Esta forma de entender la vida les sirvió a aquella generación para disfrutar de las pequeñas cosas, para considerar que un modesto balón de cuero era un auténtico tesoro, y había que cuidarlo a base de grasa de caballo para que las costuras no se rompieran antes de tiempo. Cuánto costaba entonces reunir once camisetas para formar un equipo. Cuando se conseguía la ropa, las madres se encargaban de pegarles el escudo y el número; entonces no había un escenario decente donde jugar pero toda la ciudad te invitaba al juego. Los descampados, por humildes que fueran, por muchas piedras que tuvieran,  se llenaban de equipillos que se desafiaban los unos a los otros en torneos interminables. De vez en cuando, el Frente de Juventudes organizaba campeonatos que se celebraban en las instalaciones sindicales, que fue el humilde recinto que se construyó sobre lo que había sido el popular campo del Gas, frente a la playa de las Almadrabillas. 



Otras veces encontraban refugio en la estepa que se extendía desde la estación del tren a los pies de puente de los Arcos y allí jugaban como si estuvieran en el Maracaná, a riesgo de terminar con las caras oscuras del polvo del mineral que llevaban los trenes y que inundaban todos aquellos paisajes.


Aquellos niños fueron la generación de las bicicletas con el cuadro cerrado y el sillín de madera, bicicletas que pasaban del padre a los hijos y que tenían que durar toda la vida porque tener una en la casa era un lujo.
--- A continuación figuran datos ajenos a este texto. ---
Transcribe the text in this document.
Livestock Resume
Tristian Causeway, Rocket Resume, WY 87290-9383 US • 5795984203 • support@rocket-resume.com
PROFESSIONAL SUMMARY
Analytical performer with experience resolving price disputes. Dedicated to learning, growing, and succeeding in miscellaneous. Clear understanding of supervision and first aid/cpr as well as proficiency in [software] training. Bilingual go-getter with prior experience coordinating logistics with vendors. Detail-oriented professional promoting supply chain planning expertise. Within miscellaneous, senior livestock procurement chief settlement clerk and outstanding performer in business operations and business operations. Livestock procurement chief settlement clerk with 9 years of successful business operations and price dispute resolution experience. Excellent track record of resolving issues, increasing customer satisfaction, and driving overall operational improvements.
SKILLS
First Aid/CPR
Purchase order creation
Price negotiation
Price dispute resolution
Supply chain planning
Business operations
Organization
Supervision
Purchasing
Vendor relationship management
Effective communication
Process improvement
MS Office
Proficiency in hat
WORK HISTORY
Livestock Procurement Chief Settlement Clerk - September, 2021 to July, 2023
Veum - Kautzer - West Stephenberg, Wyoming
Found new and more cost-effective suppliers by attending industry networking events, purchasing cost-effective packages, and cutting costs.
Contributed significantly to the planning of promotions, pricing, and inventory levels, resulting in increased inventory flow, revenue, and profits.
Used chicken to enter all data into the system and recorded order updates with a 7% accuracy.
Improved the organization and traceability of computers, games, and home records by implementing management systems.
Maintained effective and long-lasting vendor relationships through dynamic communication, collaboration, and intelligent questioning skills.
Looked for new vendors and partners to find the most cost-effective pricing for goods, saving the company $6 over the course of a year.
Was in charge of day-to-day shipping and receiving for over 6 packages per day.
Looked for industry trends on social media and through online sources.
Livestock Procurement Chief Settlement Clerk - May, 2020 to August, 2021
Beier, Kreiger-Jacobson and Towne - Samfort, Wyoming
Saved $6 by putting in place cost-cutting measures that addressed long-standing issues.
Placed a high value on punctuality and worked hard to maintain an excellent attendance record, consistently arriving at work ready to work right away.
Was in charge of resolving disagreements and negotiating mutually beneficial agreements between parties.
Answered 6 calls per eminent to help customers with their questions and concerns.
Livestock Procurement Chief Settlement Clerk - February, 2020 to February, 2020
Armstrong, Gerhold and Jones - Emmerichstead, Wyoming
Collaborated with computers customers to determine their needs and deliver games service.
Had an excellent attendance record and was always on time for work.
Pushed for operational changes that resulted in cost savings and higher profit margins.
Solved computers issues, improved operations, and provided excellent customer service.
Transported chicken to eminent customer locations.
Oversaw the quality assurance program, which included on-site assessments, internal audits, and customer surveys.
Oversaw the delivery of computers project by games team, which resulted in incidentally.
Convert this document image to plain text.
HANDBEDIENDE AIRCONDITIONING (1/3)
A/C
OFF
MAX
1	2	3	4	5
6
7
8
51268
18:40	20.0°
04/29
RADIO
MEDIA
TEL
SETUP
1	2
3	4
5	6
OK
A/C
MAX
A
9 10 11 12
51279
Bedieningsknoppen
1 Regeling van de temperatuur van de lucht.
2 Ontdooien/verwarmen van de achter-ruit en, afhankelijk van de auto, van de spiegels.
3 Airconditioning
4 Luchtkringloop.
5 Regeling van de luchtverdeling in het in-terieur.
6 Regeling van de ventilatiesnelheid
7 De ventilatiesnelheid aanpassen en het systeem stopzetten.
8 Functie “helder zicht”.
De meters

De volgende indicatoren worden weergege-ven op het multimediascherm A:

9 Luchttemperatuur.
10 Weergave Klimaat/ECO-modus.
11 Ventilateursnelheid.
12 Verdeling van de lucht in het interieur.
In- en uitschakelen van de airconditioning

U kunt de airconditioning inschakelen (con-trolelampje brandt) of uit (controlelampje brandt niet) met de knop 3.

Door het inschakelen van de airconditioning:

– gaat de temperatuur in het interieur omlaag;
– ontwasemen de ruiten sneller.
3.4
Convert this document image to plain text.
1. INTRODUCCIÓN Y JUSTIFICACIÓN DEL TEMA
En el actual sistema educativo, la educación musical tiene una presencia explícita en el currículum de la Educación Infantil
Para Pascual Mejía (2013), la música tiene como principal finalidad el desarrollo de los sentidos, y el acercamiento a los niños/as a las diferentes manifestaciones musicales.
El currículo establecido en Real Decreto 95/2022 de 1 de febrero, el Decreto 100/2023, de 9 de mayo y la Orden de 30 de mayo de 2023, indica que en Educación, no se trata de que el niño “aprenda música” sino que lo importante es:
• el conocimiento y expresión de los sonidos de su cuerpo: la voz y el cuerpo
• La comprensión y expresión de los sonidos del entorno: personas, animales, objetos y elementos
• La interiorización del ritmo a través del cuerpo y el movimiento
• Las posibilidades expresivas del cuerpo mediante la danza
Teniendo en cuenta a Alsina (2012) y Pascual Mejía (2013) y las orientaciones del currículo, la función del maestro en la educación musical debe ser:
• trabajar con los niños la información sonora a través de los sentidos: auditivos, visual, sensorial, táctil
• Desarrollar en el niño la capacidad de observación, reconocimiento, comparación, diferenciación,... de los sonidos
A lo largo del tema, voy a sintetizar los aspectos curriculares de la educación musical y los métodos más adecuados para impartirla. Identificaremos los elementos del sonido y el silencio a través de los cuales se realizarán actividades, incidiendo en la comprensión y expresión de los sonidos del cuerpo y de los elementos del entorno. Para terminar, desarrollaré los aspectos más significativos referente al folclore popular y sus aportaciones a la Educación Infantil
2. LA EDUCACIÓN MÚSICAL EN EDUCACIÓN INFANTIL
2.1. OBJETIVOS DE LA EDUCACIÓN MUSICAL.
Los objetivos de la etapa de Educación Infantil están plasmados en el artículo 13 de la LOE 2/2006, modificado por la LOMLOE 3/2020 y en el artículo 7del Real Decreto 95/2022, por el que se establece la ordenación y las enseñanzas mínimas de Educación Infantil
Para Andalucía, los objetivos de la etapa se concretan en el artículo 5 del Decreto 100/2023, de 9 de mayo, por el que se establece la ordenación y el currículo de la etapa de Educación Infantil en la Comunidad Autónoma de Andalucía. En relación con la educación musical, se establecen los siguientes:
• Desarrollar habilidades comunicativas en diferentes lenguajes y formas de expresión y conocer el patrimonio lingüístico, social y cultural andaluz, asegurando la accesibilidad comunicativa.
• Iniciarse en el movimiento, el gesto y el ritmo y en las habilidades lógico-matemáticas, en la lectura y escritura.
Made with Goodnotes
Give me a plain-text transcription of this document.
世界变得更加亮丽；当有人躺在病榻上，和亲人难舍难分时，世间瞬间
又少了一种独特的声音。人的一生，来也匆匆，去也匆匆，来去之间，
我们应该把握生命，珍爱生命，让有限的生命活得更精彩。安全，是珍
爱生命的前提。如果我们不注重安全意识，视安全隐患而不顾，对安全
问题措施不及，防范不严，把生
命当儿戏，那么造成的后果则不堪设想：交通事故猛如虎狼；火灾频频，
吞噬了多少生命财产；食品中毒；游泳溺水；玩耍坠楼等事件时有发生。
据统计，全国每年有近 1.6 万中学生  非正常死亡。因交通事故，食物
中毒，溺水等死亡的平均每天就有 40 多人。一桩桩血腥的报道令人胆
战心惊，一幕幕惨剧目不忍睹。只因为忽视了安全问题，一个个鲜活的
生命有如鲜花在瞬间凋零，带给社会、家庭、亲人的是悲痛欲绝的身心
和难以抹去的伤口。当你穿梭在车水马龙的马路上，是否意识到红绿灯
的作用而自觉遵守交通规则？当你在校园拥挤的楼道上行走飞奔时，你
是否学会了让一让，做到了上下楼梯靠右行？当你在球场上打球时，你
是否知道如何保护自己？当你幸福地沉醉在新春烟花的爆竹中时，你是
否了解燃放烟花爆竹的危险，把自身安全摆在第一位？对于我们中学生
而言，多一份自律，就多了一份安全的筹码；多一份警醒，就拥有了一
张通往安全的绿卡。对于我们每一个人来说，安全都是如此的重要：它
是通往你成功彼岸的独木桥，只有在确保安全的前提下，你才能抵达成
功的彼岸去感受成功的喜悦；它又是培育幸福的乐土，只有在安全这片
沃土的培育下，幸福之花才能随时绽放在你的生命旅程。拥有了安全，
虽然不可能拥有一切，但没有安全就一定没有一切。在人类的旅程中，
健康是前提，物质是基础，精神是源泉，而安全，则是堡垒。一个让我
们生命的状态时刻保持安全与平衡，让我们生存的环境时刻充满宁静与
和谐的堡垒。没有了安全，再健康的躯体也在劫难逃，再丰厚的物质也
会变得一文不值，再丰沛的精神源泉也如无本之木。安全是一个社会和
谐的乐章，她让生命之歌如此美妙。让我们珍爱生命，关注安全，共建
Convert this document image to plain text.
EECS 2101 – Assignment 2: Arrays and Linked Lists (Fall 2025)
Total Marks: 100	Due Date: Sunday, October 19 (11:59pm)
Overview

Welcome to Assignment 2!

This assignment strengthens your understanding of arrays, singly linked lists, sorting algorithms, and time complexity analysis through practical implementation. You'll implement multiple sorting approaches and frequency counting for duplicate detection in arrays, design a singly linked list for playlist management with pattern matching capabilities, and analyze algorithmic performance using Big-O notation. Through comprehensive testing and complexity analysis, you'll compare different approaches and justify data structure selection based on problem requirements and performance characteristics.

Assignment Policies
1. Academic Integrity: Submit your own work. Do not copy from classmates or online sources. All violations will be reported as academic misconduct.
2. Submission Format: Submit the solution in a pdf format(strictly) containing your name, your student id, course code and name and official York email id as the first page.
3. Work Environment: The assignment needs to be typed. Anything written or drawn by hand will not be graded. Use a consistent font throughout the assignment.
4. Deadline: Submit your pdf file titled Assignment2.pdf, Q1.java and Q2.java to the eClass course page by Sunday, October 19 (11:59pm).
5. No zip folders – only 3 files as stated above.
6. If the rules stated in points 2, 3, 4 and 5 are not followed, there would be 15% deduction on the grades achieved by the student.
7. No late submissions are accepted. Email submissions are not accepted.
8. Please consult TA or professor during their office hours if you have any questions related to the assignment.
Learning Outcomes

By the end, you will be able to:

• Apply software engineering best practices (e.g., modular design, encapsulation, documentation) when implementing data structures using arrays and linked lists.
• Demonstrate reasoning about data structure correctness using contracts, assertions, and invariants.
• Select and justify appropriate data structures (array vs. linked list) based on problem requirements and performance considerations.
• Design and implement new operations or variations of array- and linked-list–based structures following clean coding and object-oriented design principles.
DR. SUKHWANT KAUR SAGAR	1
Fueron la generación de los niños que crecieron sin la televisión, los lo que aprendían casi todo en la calle, los que soñaban en el patio de butacas del cine Hesperia los domingos por la tarde, los niños de la carta a los Reyes Magos y  los juguetes soñados frente al escaparate de Almacenes El Águila. Los niños del cincuenta  vieron pasar los trenes de cuerda y cómo llegó la moda de los trenes eléctricos que parecían de verdad. Aquellos vagones y los fuertes de madera se convirtieron en el juguete de toda una generación.